Logo depois da peça em prosa de Goldenberg, Pamela Hadas produziu um poema de 12 partes que examina o dilema de Lilith do ponto de vista da vantagem feminina. Intitulado “a Paixão de Lilith,” o poema explora as sensações do “ela-demônio” na primeira pessoa começando com a pergunta “O que teve de gostar de mim / para me fazer ter que gostar de Adão?” Duas primeiras pessoas são lançadas como contrários quem não entendem um a ou outro e não podem aprender a apreciar as qualidades do outro. Lilith considera-se como um exemplo de “capricho de Deus / ou humor negro.”
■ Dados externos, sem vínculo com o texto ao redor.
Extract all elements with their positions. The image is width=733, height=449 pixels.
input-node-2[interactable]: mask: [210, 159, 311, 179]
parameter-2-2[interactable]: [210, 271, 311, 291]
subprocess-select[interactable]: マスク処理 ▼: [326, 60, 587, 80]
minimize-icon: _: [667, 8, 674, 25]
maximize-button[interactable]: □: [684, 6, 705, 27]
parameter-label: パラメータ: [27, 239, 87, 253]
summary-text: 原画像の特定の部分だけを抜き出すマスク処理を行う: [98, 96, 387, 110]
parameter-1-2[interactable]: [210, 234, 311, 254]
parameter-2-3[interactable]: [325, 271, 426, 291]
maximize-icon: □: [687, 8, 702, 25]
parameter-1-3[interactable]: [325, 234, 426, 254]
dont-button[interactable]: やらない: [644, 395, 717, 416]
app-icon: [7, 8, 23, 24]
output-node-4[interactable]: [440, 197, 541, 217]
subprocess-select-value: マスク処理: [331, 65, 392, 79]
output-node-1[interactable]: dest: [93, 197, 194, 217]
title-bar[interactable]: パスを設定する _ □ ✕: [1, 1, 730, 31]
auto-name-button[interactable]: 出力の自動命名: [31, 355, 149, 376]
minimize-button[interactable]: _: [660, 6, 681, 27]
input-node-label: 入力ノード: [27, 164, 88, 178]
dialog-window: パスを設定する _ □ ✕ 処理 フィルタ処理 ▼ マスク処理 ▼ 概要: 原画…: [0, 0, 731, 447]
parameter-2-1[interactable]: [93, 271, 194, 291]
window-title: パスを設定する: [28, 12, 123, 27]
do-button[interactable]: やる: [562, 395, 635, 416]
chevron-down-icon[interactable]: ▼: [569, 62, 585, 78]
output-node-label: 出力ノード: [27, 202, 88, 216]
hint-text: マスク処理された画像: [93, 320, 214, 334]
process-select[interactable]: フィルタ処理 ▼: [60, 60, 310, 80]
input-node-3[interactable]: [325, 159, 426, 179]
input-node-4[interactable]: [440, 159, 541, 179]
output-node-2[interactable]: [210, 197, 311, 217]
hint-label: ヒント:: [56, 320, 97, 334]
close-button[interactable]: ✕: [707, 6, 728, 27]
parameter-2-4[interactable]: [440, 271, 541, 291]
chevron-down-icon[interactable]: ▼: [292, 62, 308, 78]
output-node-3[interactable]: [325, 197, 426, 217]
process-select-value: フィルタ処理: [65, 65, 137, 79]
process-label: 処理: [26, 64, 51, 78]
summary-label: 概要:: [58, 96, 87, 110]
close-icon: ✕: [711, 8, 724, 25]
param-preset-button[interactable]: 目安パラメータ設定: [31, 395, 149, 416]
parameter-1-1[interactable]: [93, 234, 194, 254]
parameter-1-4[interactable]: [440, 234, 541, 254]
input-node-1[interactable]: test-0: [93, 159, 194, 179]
Lilith, de Hadas, queixa-se que se sente supérflua porque ela não pode ceder às restrições enfadonhas, sinceras e monótonas do Paraíso. A pessoa feminina desajustada abandona a cena e tenta satisfazer os seus instintos maternais por mulheres próximas a dar a luz e de bebês recém-nascidos, em seu detrimento, naturalmente. A perspectiva feminista de Hadas é mais evidente na conclusão do poema, principalmente quando Lilith vê a sua vida de dor como qualificação para santidade. Tendo sido criada da respiração de Deus, Lilith pede para o “velho Deus calvo” casar-se com ela, respirá-la novamente. Quando o Senhor se recusa, ela é prejudicada, zangada e esquecida com poucas opções, exceto viajar o mundo sozinha.

As peregrinações de Lilith continuam hoje. Esta criação alada da noite é, realmente, o único “ela-demônio” do império babilônico que sobreviveu, já que ela é revivida cada vez quando seu caráter é reinterpretado. As re-edições do mito de Lilith refletem visões de cada geração do papel feminino. Como crescemos e nos modificamos com os milênios, Lilith sobrevive porque ela é o arquetipo do papel que se modifica da mulher.